Через полчаса Мадьяр потерял терпение и поднялся в гримерную. Дверь оказалась заперта. Он постучал, но не получил никакого ответа. Постучал еще раз. И еще. Тишина.
Дверь взломали и обнаружили Элизабет — бывшую звезду Карнеги-холла, меццо-сопрано Элизабет Мюллер-Вайсберг — в петле из перекрученной шелковой шали, которую она привязала к решетке единственного в комнате оконца высоко под потолком.
После полуночи Теодор Вайсберг пришел в «Синюю гору», как всегда пешком, чтобы на рикше отвезти жену в Хонкю. Публика еще не начинала расходиться и вовсю ухаживала за девицами, в зале было накурено, и бармен еле успевал выполнять заказы. Хозяин заведения Йен Циньвей в полной прострации привалился к стойке бара со стаканом виски в руке. Завидев Теодора, он бросился ему навстречу, отвел в сторону и, пьяно заикаясь, попытался деликатно сообщить, что произошло.

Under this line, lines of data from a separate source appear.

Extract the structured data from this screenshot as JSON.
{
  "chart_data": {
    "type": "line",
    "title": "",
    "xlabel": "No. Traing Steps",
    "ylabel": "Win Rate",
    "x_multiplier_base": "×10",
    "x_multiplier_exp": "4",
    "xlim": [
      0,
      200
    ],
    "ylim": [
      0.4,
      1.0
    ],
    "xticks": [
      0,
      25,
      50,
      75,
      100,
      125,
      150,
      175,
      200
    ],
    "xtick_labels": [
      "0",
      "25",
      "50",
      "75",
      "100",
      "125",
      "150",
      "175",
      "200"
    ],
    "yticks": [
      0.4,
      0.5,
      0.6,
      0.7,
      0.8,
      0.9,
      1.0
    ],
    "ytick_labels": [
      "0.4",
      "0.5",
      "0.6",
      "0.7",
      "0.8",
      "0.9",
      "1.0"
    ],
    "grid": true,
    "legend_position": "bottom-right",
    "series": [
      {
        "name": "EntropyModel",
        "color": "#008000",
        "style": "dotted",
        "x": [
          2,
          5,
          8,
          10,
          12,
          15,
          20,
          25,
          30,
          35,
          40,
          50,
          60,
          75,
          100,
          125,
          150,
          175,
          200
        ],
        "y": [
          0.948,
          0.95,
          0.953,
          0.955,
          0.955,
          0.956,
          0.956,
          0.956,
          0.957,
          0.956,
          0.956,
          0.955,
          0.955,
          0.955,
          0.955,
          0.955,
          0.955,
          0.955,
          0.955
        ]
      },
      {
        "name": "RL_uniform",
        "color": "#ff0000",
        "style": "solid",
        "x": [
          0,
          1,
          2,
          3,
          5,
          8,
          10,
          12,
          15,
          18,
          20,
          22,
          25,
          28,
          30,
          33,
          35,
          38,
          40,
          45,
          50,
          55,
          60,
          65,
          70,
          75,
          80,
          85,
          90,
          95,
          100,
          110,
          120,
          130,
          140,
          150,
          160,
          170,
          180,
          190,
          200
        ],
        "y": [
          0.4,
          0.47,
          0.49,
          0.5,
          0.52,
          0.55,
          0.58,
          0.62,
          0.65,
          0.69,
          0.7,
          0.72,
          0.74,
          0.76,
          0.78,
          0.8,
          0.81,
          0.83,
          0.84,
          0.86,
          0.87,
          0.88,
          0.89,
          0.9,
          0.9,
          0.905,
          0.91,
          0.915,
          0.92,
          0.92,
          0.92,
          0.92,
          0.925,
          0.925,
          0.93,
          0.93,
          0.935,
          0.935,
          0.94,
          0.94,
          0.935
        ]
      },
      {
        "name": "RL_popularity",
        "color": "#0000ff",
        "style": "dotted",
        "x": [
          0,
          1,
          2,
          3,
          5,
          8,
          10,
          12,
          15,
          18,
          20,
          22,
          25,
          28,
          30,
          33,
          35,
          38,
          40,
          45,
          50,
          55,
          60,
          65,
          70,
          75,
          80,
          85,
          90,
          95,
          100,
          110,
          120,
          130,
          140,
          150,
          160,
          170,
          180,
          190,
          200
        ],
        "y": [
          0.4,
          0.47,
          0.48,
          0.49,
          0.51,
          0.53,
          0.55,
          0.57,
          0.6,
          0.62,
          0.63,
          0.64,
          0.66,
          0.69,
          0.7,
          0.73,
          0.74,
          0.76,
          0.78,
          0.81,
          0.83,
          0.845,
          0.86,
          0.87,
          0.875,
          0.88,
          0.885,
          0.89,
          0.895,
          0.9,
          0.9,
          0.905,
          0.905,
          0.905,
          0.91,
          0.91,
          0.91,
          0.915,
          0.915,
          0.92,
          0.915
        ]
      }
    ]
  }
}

На другом конце зала Мадьяр на мгновенье прервал музыку, бросил сочувственный взгляд на Теодора, до которого никак не могло дойти, в чем дело, и тут же, словно испугавшись, что его заподозрят в соучастии, снова ударил по клавишам. Трагическое самоубийство певицы глубоко его потрясло, но не умея выразить обуревавшие его чувства, Иштван Келети замкнулся. Он знал за собой эту душевную неуклюжесть, способность допускать конфузные оплошности в чрезвычайных обстоятельствах, а потому решил ни во что не вмешиваться.
…Белый, как стена гримерной, Теодор не отводил глаз от Элизабет, которую положили на жесткую китайскую кушетку; он все еще не до конца сознавал, что она мертва. Что это навсегда, бесповоротно — без права развернуться в обратном направлении. Стало плохо женщине, пришлось прилечь, сейчас она поднимется и все встанет на свои места. Мадьяр молча протянул ему сигарету, Теодор ее машинально взял, прикурил, но даже никотин не дошел до его сознания.
Сказать, что Йен Циньвей был злодеем, было бы преувеличением: он вел себя так, как в Китае господа ведут себя по отношению к слугам. Не хуже, и не лучше других. Он вдруг разом протрезвел, его охватило смутное чувство вины, сочувствие по отношению к Теодору — и опасение, что при любом контакте с полицией он может влипнуть в серьезные неприятности. Публичные скандалы — нож острый для владельца заведения, подобного «Синей горе», где торгуют плотью, наркотиками, контрабандными сигаретами и алкоголем, чей основной контингент — моряки, вечно таскающие в своих сумках запрещенный товар всякого рода. Поэтому он долго, до бесконечности долго торговался с босоногим кули, у которого была двухместная рикша. Циньвей поднимал и поднимал цену, потом удвоил ее — пока, наконец, у того жадность не перевесила страха перед тайной операцией по перевозке покойницы.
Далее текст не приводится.